Dong Hoon Kam, Dave Grabaskas, Yasushi Okano, Akihiro Uchibori, Tyler Starkus
Nuclear Technology | Volume 212 | Number 2 | February 2026 | Pages 347-364
Research Article | doi.org/10.1080/00295450.2025.2507534
Articles are hosted by Taylor and Francis Online.
Following fuel damage events in oxide-fuel sodium-cooled fast reactors, iodine gas that is released from failed fuel may be retained within the sodium pool during bubble transport. To explore this phenomenon, which can be important for accurate source term assessments, data were collected from past experimentation and used for model validation. The data considered for validation included various parametric conditions regarding the sodium pool and injected gas mixture.

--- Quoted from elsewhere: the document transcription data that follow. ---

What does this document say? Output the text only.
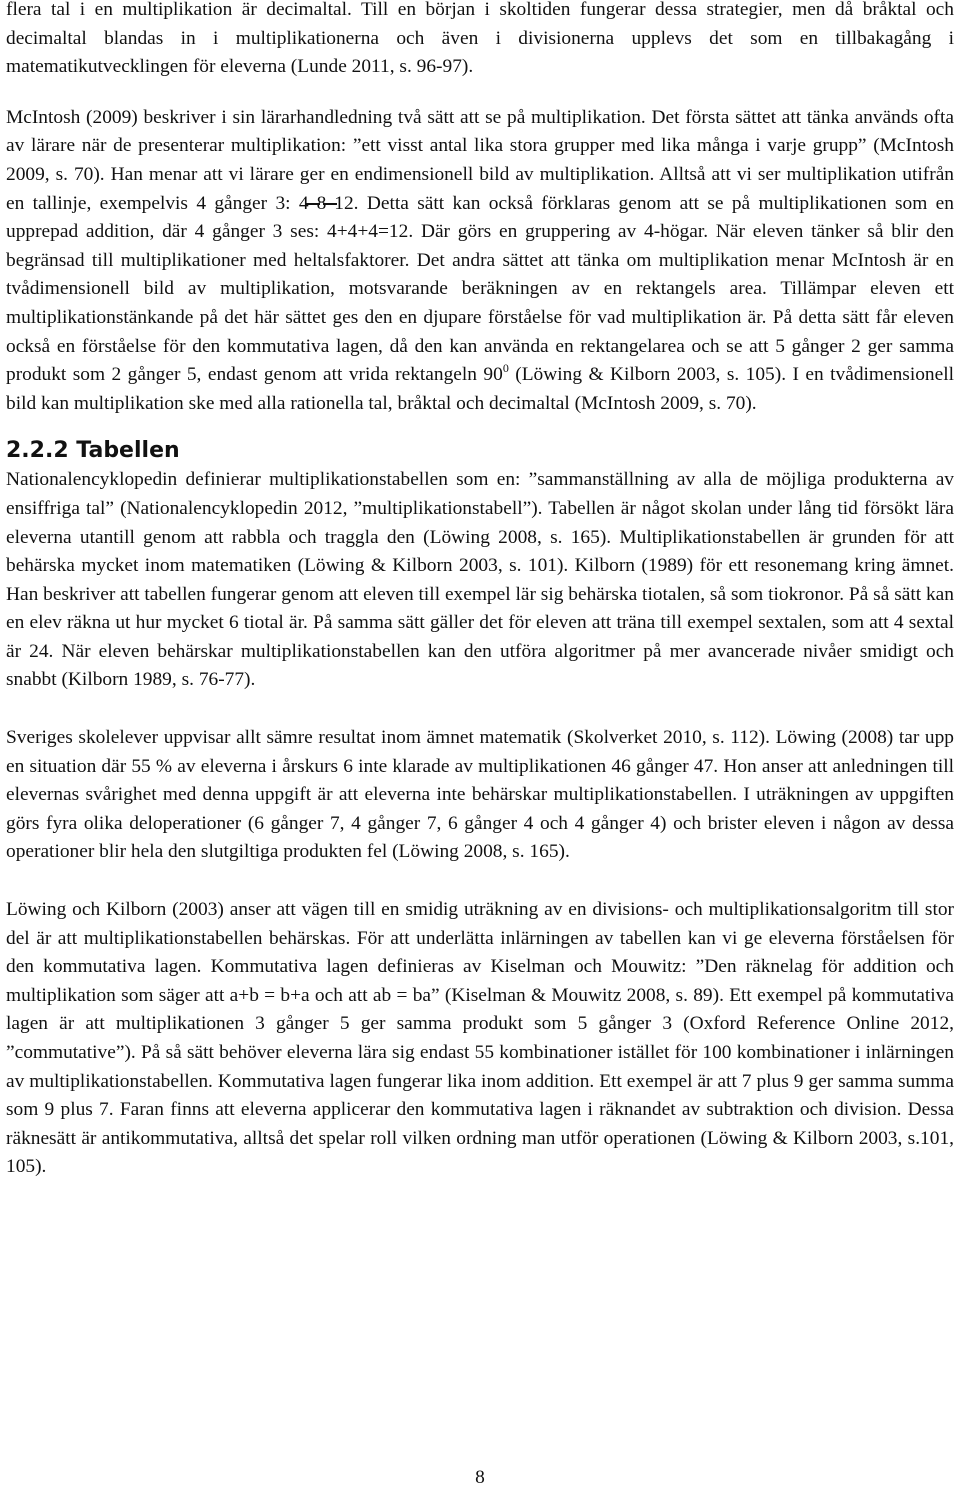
flera tal i en multiplikation är decimaltal. Till en början i skoltiden fungerar dessa strategier, men då bråktal och decimaltal blandas in i multiplikationerna och även i divisionerna upplevs det som en tillbakagång i matematikutvecklingen för eleverna (Lunde 2011, s. 96-97).

McIntosh (2009) beskriver i sin lärarhandledning två sätt att se på multiplikation. Det första sättet att tänka används ofta av lärare när de presenterar multiplikation: ”ett visst antal lika stora grupper med lika många i varje grupp” (McIntosh 2009, s. 70). Han menar att vi lärare ger en endimensionell bild av multiplikation. Alltså att vi ser multiplikation utifrån en tallinje, exempelvis 4 gånger 3: 4 8 12. Detta sätt kan också förklaras genom att se på multiplikationen som en upprepad addition, där 4 gånger 3 ses: 4+4+4=12. Där görs en gruppering av 4-högar. När eleven tänker så blir den begränsad till multiplikationer med heltalsfaktorer. Det andra sättet att tänka om multiplikation menar McIntosh är en tvådimensionell bild av multiplikation, motsvarande beräkningen av en rektangels area. Tillämpar eleven ett multiplikationstänkande på det här sättet ges den en djupare förståelse för vad multiplikation är. På detta sätt får eleven också en förståelse för den kommutativa lagen, då den kan använda en rektangelarea och se att 5 gånger 2 ger samma produkt som 2 gånger 5, endast genom att vrida rektangeln $90^0$ (Löwing & Kilborn 2003, s. 105). I en tvådimensionell bild kan multiplikation ske med alla rationella tal, bråktal och decimaltal (McIntosh 2009, s. 70).

2.2.2 Tabellen

Nationalencyklopedin definierar multiplikationstabellen som en: ”sammanställning av alla de möjliga produkterna av ensiffriga tal” (Nationalencyklopedin 2012, ”multiplikationstabell”). Tabellen är något skolan under lång tid försökt lära eleverna utantill genom att rabbla och traggla den (Löwing 2008, s. 165). Multiplikationstabellen är grunden för att behärska mycket inom matematiken (Löwing & Kilborn 2003, s. 101). Kilborn (1989) för ett resonemang kring ämnet. Han beskriver att tabellen fungerar genom att eleven till exempel lär sig behärska tiotalen, så som tiokronor. På så sätt kan en elev räkna ut hur mycket 6 tiotal är. På samma sätt gäller det för eleven att träna till exempel sextalen, som att 4 sextal är 24. När eleven behärskar multiplikationstabellen kan den utföra algoritmer på mer avancerade nivåer smidigt och snabbt (Kilborn 1989, s. 76-77).

Sveriges skolelever uppvisar allt sämre resultat inom ämnet matematik (Skolverket 2010, s. 112). Löwing (2008) tar upp en situation där 55 % av eleverna i årskurs 6 inte klarade av multiplikationen 46 gånger 47. Hon anser att anledningen till elevernas svårighet med denna uppgift är att eleverna inte behärskar multiplikationstabellen. I uträkningen av uppgiften görs fyra olika deloperationer (6 gånger 7, 4 gånger 7, 6 gånger 4 och 4 gånger 4) och brister eleven i någon av dessa operationer blir hela den slutgiltiga produkten fel (Löwing 2008, s. 165).

Löwing och Kilborn (2003) anser att vägen till en smidig uträkning av en divisions- och multiplikationsalgoritm till stor del är att multiplikationstabellen behärskas. För att underlätta inlärningen av tabellen kan vi ge eleverna förståelsen för den kommutativa lagen. Kommutativa lagen definieras av Kiselman och Mouwitz: ”Den räknelag för addition och multiplikation som säger att a+b = b+a och att ab = ba” (Kiselman & Mouwitz 2008, s. 89). Ett exempel på kommutativa lagen är att multiplikationen 3 gånger 5 ger samma produkt som 5 gånger 3 (Oxford Reference Online 2012, ”commutative”). På så sätt behöver eleverna lära sig endast 55 kombinationer istället för 100 kombinationer i inlärningen av multiplikationstabellen. Kommutativa lagen fungerar lika inom addition. Ett exempel är att 7 plus 9 ger samma summa som 9 plus 7. Faran finns att eleverna applicerar den kommutativa lagen i räknandet av subtraktion och division. Dessa räknesätt är antikommutativa, alltså det spelar roll vilken ordning man utför operationen (Löwing & Kilborn 2003, s.101, 105).

8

According to the assessment, modeling bubble transport utilizing bubble sizes estimated from past experimentation tends to underestimate iodine removal. When considering bubble breakup during bubble rise through the sodium pool, the bubble size can be corrected based on the bubble size–rise velocity correlation. With this approach, the predictability of iodine removal is improved, which highlights the impact of small bubble sizes, which promotes mass transfer through the enlarged surface area to volume ratio. According to the assessment, the approach is expected to provide a reasonable approach for simulating iodine gas behavior in sodium-cooled fast reactors with oxide fuel, and the phenomenon could also be potentially applied to other reactive gases expected to be released during fuel damage events.